Spricht man mit Vertretern aus den Unternehmen und den Branchenverbänden, landet man schnell bei Mängeln in den Rahmenbedingungen. Es fehlten staatliche Fördermittel und Zuschüsse. Der Staat müsse der Biotechbranche mehr finanzielle Unterstützung zukommen lassen. Der Risikokapitalmarkt sei zu wenig ausgeprägt; es fließe zu wenig Venture Capital in die Unternehmen. Es müssten zusätzliche gesetzliche Anreize dafür geschaffen werden, dass privates und institutionelles Vermögen in Risikokapitalfonds fließt. Die Bürokratie sei ausufernd und stelle Start-ups zu viele Hürden in den Weg. Es fehle an einem funktionierenden Kapitalmarkt, über den sich junge Technologieunternehmen über die Börse finanzieren können. Und so weiter und so fort.

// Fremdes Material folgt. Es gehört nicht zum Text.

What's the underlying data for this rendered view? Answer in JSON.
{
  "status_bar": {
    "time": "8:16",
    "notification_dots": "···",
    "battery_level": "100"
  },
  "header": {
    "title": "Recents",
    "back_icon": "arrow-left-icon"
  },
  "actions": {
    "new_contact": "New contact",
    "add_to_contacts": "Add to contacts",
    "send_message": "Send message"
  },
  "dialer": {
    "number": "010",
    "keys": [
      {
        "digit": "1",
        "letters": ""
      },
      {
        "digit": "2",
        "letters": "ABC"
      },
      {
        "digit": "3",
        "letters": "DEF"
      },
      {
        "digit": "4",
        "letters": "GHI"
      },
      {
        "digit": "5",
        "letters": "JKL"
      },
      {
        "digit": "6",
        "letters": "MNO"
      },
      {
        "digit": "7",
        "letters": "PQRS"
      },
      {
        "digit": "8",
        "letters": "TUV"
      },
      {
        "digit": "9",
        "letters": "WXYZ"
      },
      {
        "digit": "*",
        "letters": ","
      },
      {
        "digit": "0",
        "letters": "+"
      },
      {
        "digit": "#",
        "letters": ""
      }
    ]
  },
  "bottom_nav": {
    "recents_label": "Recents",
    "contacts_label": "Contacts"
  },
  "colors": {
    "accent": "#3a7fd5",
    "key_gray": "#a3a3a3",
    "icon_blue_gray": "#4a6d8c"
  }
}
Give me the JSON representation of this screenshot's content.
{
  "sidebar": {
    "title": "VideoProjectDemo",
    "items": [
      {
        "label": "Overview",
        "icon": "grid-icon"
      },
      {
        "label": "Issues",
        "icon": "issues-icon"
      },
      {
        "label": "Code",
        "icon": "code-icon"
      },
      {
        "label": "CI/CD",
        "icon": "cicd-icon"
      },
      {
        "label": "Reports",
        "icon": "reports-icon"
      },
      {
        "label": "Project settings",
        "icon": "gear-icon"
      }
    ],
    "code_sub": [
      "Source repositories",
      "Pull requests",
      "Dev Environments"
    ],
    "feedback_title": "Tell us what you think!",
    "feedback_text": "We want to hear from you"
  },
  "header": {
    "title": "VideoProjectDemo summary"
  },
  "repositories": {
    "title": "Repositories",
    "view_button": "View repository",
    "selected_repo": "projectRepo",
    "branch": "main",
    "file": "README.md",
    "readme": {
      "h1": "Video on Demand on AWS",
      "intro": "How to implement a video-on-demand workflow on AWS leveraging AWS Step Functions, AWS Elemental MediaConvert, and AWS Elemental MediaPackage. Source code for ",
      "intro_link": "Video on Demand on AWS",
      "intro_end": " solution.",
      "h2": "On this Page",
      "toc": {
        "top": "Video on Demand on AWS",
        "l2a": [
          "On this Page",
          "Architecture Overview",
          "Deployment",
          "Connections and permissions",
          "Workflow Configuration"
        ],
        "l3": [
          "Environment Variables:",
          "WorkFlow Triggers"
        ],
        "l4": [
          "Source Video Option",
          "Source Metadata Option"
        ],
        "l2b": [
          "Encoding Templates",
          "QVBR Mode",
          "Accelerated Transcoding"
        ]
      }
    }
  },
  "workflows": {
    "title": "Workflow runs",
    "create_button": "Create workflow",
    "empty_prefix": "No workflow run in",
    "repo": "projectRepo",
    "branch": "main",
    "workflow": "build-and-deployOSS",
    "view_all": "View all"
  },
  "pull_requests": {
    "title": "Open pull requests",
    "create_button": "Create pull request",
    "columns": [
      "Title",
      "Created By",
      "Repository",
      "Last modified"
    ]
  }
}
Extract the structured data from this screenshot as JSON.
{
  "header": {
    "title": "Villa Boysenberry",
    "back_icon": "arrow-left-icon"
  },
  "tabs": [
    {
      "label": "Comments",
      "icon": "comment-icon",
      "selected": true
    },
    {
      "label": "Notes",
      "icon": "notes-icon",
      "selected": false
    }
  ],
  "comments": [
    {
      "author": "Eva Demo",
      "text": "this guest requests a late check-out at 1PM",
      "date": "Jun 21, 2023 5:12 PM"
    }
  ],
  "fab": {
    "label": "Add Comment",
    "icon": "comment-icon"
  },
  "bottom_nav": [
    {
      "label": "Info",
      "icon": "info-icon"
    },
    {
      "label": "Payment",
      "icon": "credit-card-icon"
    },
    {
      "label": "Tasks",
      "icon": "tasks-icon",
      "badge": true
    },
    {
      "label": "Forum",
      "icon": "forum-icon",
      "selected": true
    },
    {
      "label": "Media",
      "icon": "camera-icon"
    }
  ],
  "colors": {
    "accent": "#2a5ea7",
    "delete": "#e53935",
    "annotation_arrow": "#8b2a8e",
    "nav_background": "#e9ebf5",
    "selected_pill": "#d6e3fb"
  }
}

Es kommt der Eindruck auf, als würde erwartet, dass der Staat Gründerinnen und Gründer auf einer Sänfte zum Unternehmenserfolg tragen soll.
Spricht man mit den jungen Unternehmerinnen und Unternehmern, dann gewinnt man den Eindruck, dass der Fokus des eigenen Engagements eher darauf liegt, den Laden am Laufen zu halten und sicherzustellen, dass Gehälter und Miete bezahlt werden können. Oft beteiligen sich Start-ups an Fördermittelanträgen, deren inhaltliche Ausrichtung nicht mit der Unternehmensstrategie übereinstimmt. Insbesondere die Forderung nach großen, internationalen Konsortien mit großer Beteiligung von kleinen Unternehmen in der Forschungsprojektförderung auf europäischer Ebene führt zu einer Fehlallokation von Steuergeldern. Die Erfolgsaussichten bei der Beantragung sind sehr niedrig, also machen alle überall mit und bearbeiten am Ende Projekte, die nicht auf die Unternehmensziele einzahlen. So können keine nachhaltigen Unternehmenswerte geschaffen werden, und so bringen die Förderprojekte auch zu wenig ein.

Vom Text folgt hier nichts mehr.